Она снова смерила меня этим своим испытующим взглядом — бок чуть выставлен в сторону, губы надуты, брови насуплены, руки сложены на груди, правая ступня касается пола пяткой, а носок ходит вправо-влево — такую позу принимают, скучая в очереди, которая слишком медленно двигается, например, в аптеке сети «Райт-Эйд».
— Не мог бы ты мне сказать одну вещь… — начала Сэлли, остановилась и принялась поочередно прикасаться подушечкой большого пальца правой руки к кончикам других — от указательного до мизинца — и потом снова и снова, как одержимая непреодолимым влечением.
— Постараюсь, — сказал я, отвинчивая муфту на стоке раковины разводным ключом, который был в четыре раза больше нужного размера, но когда-то принадлежал моему отцу и потому считался у нас священным.
— Что ты обо мне думаешь?
Скрючившись в пахучем пространстве под раковиной над пластиковыми флаконами с моющими и вяжущими средствами, грязными губками, комочками тонкой стальной проволоки фирмы «Брилло» для чистки металлической посуды, разноцветными щетками, двумя засаленными мышеловками, распространявшим сладковатую вонь помойным ведерком из желтого пластика, весьма негигиенично оказавшимся в непосредственной близости от моего лица, я ухитрился вымолвить:
— А тебе зачем?
— Все меняется, — сказала она. — Я понимаю.
— Не всё, — возразил я. — Именно поэтому в мемуарах обычно читать нечего.
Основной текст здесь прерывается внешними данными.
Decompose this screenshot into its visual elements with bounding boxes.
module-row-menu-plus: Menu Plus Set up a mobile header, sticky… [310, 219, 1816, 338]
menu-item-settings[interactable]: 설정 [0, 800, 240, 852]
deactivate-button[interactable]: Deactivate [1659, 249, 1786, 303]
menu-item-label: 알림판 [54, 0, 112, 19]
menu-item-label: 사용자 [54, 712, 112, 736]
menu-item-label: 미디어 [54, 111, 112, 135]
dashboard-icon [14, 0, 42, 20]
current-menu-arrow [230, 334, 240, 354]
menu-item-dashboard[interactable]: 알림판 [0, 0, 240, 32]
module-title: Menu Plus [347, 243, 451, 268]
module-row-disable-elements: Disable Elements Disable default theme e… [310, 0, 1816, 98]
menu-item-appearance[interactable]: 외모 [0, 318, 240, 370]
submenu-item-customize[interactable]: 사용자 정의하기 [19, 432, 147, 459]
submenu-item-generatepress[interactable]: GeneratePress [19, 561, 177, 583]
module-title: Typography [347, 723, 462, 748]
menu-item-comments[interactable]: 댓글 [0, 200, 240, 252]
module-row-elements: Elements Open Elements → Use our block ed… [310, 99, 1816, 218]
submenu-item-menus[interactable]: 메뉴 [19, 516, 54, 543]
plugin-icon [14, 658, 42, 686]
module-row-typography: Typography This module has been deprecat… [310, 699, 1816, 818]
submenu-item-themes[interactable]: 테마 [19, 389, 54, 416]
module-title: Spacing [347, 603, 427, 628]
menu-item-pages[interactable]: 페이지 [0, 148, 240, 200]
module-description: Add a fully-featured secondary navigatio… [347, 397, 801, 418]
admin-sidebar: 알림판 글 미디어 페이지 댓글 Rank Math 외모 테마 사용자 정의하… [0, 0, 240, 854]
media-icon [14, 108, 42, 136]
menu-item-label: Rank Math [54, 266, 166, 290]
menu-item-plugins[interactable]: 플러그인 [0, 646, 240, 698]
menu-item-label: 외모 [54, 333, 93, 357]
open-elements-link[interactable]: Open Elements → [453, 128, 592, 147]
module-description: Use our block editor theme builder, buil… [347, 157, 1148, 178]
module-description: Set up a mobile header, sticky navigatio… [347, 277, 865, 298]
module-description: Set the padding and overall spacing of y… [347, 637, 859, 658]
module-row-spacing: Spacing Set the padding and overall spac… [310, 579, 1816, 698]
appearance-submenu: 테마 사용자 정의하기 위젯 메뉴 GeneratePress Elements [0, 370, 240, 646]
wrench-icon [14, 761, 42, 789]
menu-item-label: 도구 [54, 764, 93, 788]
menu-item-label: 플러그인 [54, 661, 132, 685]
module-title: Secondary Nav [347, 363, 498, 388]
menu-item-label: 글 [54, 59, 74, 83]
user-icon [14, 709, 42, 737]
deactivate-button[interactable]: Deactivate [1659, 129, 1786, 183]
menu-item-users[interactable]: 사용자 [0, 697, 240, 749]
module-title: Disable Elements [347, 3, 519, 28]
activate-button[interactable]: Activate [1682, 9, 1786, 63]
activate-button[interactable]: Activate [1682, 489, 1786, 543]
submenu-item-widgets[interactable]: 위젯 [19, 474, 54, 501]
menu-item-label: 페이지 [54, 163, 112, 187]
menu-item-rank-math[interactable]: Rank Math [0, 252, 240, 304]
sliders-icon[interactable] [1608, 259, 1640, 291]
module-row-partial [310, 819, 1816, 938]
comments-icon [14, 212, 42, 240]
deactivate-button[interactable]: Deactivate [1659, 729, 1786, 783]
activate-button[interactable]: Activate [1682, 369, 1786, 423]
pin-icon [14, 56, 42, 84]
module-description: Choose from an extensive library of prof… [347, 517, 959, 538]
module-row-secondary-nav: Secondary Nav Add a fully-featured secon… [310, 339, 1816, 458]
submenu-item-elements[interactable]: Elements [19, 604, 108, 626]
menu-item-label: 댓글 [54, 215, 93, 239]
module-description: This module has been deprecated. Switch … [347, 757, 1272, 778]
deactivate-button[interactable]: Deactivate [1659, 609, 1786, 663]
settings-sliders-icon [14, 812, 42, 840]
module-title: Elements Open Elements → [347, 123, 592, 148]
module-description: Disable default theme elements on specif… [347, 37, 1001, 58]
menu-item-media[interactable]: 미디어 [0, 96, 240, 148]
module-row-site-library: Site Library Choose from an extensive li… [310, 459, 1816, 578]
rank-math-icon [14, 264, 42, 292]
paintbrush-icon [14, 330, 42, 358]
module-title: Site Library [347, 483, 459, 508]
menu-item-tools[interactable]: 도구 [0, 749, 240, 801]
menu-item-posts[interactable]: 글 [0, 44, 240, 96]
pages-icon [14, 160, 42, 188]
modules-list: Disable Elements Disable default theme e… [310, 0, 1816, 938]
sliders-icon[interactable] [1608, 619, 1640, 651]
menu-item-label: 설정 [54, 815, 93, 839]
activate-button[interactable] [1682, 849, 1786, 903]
Чтобы интересно подать факты, нужен гений.
— О, — произнесла Сэлли.
Мне кажется, спрашивая безо всякого повода, что я о ней думаю, она имела в виду: «Что я (Сэлли) думаю о тебе (Фрэнке)?» Вопрос не сказать чтобы необычный. Супруги, и особенно такие ветераны, как мы, уже успевшие пережить по одному браку, повторяют его день и ночь, хоть, может, об этом и не подозревают. Вслух и прямо его задают редко, моя Сэлли, например, — вообще никогда. Но оценивает меня снова и снова. Такое бывает. Писать мемуары я по-прежнему не хочу. Читать для слабовидящих и встречать в аэропорту вернувшихся на родину солдат-героев для меня в качестве «вклада в общее дело» более чем достаточно. И в качестве терапии — тоже.
Муфта плотно прижалась к сифону, из щели между ними выступил предварительно нанесенный мною белый силикон.
— Люблю тебя, — сказал я.
— Ты действительно так думаешь? — Миловидная головка — лицо, рот, глаза — придвинулась и оказалась надо мной. Смотрела Сэлли в этот момент, возможно, через окно на заснеженный задний двор. Наши соседи-юристы, большие охотники приглашать гостей, развесили там по ветвям голого дуба гирлянды с белыми рождественскими огоньками.
— Не только думаю, так и есть, — сказал я. Желая убедиться, что нет протечки, я ощупал трубу и силикон. Нигде не протекало. Держа одной рукой огромный ключ, я оперся о другую и попятился из-под раковины.